The backlog has prompted concerns that many preventable deaths may be going unexamined, with the Coroners Court unable to shift its focus to cases that could help prevent people from dying.
“The coroners are up to their ears in mandatory cases, and they are trying to reduce the backlog, but they simply do not have sufficient resources,” former NSW deputy state coroner and University of NSW adjunct professor Hugh Dillon said.
“That means there is less and less room for discretionary inquests, which is important because those are more likely to result in preventive recommendations which can stop deaths occurring. The system is not working as it should be.”

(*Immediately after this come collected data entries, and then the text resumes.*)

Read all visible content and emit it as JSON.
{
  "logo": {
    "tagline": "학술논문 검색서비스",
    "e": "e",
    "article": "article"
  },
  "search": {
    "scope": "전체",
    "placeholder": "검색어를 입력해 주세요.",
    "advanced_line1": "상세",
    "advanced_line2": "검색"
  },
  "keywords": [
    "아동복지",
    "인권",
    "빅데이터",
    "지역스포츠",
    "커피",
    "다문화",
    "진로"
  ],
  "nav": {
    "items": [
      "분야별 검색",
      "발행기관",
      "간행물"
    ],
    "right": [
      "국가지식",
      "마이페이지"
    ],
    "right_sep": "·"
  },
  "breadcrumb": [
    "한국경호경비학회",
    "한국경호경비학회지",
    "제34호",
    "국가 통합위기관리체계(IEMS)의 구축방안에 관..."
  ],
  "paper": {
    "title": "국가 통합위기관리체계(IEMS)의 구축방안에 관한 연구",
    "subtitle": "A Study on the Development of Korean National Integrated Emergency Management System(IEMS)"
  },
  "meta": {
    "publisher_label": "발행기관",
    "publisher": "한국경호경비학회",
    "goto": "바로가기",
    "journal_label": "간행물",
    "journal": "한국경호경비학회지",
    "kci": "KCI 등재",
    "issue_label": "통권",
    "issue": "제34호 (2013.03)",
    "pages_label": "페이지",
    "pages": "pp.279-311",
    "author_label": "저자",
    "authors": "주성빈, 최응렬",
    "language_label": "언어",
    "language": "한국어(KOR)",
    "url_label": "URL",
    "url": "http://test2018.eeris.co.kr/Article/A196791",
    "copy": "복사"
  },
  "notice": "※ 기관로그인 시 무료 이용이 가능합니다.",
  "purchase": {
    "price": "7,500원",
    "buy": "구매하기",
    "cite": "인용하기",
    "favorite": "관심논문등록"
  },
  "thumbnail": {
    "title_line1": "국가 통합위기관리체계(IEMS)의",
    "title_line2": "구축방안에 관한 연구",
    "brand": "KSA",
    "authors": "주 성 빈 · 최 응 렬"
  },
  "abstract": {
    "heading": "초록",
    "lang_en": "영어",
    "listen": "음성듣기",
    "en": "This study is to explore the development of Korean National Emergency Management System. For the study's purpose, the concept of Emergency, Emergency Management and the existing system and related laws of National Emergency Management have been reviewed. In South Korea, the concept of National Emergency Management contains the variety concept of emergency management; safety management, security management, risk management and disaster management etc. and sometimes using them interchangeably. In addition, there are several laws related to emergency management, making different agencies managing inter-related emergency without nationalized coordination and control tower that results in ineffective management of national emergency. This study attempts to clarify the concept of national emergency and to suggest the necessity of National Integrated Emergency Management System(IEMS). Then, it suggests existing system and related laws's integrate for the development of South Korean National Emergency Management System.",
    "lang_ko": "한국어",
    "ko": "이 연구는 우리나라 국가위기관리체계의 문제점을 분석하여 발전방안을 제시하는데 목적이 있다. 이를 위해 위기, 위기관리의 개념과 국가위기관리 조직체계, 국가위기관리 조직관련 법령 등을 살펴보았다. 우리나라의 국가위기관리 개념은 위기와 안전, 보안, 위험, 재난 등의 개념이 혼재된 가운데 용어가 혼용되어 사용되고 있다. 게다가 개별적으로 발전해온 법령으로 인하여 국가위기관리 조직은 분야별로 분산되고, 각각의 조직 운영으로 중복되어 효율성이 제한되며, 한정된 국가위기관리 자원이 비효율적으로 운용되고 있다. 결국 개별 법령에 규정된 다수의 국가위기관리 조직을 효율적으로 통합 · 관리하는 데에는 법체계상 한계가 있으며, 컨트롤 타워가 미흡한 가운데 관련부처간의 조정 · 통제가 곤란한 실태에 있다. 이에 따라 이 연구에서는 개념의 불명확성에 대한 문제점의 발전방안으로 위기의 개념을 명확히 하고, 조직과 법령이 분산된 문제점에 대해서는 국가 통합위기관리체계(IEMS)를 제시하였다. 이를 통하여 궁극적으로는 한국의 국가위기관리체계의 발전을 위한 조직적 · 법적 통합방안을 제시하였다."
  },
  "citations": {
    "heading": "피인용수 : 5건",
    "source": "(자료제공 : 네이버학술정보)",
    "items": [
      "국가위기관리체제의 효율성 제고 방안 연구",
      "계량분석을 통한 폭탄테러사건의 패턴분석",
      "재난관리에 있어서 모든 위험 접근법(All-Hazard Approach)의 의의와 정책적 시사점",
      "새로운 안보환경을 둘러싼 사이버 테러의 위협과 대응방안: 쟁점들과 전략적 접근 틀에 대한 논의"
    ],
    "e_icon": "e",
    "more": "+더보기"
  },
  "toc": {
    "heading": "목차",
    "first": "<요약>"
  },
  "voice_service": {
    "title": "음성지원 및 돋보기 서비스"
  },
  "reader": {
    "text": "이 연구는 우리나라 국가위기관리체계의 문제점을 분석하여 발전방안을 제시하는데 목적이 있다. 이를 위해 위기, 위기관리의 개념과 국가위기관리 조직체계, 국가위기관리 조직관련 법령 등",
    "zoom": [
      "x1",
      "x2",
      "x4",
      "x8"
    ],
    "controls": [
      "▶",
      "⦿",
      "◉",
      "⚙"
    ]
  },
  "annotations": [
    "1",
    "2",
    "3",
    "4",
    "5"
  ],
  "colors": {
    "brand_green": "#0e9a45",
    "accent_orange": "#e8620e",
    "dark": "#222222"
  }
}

It took a year after Bridgette Porter’s death in 2020 – a shockingly violent case in which her murderer was found guilty but not criminally responsible in 2021 – before the coroner wrote to the family to say an inquest would not be held.
That changed in 2024, when Keukenmeester wrote to the coroner requesting an inquest to probe into whether signs were missed in the lead-up to her daughter’s murder – including the mental health of the perpetrator – which could have prevented it.
“We felt that if signs had been acted on earlier, then Biddy’s death could have been prevented,” she said.
“That’s what we’d like to have come out, as well as some transparency around the decision-making of certain people.”
The coroner’s workload also means longer wait times for families in cases where an inquest is granted.
Of the 75 relevant coronial findings in 2024, 73 per cent took more than three years from the date of death or suspected death to completion, Dillon said.
Some inquiries and reviews have recommended an overhaul of the Coroners Court. In 2022, a parliamentary select committee, led by former Labor MP Adam Searle, recommended the court be reformed into an “autonomous and specialist” unit separate from the Local Court, and receive an injection of funding to address delays and backlogs.